I Want To Believe

Google continues to trim the fat around Motorola Mobility, with Reuters and the Wall Street Journal reporting that the company plans to lay off 1,200 employees, or 10 percent of its workforce. These cuts follow the 4,000 pink slips handed out last year, and are said to be Google’s latest attempt to make the company it spent $12.5 billion to acquire into something more than a glorified patent portfolio.

The tech press and investors alike have been wary of the Google-Motorola deal since it was struck in 2011. But there might yet be some hope for a turnaround.
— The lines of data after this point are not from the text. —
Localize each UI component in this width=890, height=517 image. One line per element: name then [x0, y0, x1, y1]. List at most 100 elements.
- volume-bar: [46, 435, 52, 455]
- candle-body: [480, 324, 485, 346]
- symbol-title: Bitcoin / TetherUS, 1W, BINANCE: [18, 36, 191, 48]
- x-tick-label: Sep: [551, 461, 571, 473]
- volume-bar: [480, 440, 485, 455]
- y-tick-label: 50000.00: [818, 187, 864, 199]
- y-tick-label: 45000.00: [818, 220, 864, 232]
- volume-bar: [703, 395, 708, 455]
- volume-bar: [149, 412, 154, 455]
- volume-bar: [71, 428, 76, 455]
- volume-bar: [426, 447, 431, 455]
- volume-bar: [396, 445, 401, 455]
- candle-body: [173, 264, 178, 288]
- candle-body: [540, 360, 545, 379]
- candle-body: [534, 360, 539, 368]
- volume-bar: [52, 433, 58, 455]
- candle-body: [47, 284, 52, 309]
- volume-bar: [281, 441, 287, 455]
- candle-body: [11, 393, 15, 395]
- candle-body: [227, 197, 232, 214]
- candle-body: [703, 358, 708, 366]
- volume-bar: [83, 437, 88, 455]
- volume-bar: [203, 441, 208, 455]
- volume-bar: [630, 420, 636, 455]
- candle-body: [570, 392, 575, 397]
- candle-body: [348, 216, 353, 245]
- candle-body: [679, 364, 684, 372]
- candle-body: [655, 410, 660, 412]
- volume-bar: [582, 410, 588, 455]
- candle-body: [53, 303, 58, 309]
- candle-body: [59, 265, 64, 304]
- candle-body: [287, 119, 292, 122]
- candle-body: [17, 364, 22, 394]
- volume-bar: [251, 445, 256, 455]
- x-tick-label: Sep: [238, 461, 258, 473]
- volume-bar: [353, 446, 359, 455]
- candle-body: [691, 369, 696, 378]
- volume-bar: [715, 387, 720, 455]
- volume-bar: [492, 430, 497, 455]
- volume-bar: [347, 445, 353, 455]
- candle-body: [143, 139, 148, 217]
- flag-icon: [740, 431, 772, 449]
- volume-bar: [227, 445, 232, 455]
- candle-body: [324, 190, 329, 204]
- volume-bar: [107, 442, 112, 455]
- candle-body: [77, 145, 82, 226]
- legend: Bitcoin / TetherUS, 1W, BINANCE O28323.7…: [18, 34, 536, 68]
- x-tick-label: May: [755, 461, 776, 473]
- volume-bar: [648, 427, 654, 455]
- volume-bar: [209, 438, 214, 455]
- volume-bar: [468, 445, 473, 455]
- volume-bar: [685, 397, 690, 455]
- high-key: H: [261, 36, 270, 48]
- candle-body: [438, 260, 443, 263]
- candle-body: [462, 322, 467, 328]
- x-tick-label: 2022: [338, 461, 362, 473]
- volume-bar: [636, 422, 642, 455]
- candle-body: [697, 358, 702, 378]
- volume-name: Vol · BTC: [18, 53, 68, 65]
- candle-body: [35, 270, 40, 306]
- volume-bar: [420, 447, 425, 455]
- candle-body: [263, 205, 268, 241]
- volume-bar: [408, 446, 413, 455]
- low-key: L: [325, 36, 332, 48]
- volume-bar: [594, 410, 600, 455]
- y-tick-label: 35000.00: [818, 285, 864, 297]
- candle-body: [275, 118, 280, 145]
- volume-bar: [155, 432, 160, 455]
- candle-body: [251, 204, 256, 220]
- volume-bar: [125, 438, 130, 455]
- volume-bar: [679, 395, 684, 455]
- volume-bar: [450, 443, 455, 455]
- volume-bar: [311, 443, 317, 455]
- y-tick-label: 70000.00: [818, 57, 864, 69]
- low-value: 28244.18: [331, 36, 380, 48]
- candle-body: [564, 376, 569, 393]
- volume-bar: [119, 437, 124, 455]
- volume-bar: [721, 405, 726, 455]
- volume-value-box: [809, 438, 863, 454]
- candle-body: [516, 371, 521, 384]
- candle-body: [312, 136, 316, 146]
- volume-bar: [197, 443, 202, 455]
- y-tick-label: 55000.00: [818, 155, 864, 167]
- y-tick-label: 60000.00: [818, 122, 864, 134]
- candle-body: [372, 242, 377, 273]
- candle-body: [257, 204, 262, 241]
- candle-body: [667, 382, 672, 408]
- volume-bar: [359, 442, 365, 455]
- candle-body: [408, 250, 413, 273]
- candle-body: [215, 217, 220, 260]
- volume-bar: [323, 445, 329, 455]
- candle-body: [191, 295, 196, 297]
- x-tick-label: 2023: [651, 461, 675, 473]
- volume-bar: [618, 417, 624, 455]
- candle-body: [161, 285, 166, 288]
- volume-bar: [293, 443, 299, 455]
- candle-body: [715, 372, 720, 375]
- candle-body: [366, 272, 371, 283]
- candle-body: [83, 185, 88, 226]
PandoDaily contributor Kevin Kelleher wrote after the company’s disastrous earnings report in October 2012 that “The Motorola acquisition is — no surprise — weighing down the company’s performance. Beyond a rich patent portfolio, it’s still not clear what Motorola offers Google.” Motorola Mobility “is a brick weighing down the company” that weakened investor enthusiasm, he continued.

Part of the problem with the Motorola Mobility acquisition was Google’s seeming reticence to fold the company into itself. The company has said before that it doesn’t want Android OEMs to think that Motorola Mobility will get preferential treatment, and that it would be treated as any other third-party manufacturer would so far as Android releases and participation in the Nexus program are concerned.

Google CFO Patrick Pichette acknowledged concerns about the Motorola Mobility acquisition at the Morgan Stanley Technology Conference in February. The Motorola Mobility products released after Google acquired the company were “not really to the standards that what Google would say is wow — innovative, transformative,” he said.

“We’ve inherited 18 months of pipeline that we actually have to drain right now, while we’re actually building the next wave of innovation and product lines,” he said. “We have to go through this transition. These are not easy transitions.”

Still, there is some hope for the company. News of a so-called X-Phone built by Motorola Mobility broke in December, and the Wall Street Journal claimed that the device would be released this year. This is the first Motorola Mobility-built device that Google is said to have put its weight behind, and it, along with the X-Tablet, could signal a change in Google’s perception of the flailing hardware division.

Then there’s the Wall Street Journal’s last note on this morning’s report, which says that

Google executives have referred to Motorola as an insurance policy in case Google loses control of Android to Samsung, which has commanded a growing share of the Android-based device market, according to people familiar with the matter. In such an event, Google would pour more of its resources into Motorola and could potentially integrate it with the Android software unit, these people said. A Motorola spokesman declined to comment.

This is markedly different from Google’s public declarations of peace and love for Android OEMs, and likely what the tech press and investors have been waiting to hear since the Motorola Mobility acquisition was announced. Samsung has become the dominant player in the Android market, with analyst Horace Dediu writing that Samsung is “the only Android profit engine.

Google has taken its time with Motorola Mobility. But all of these reports, from the X-Phone and the “Motorola as insurance policy” thinking to all of the layoffs and Pichette’s comments about the Motorola Mobility product pipeline failing to meet Google’s standards, might indicate a future where Motorola Mobility is treated less like a tool or separate company and more like a part of Google.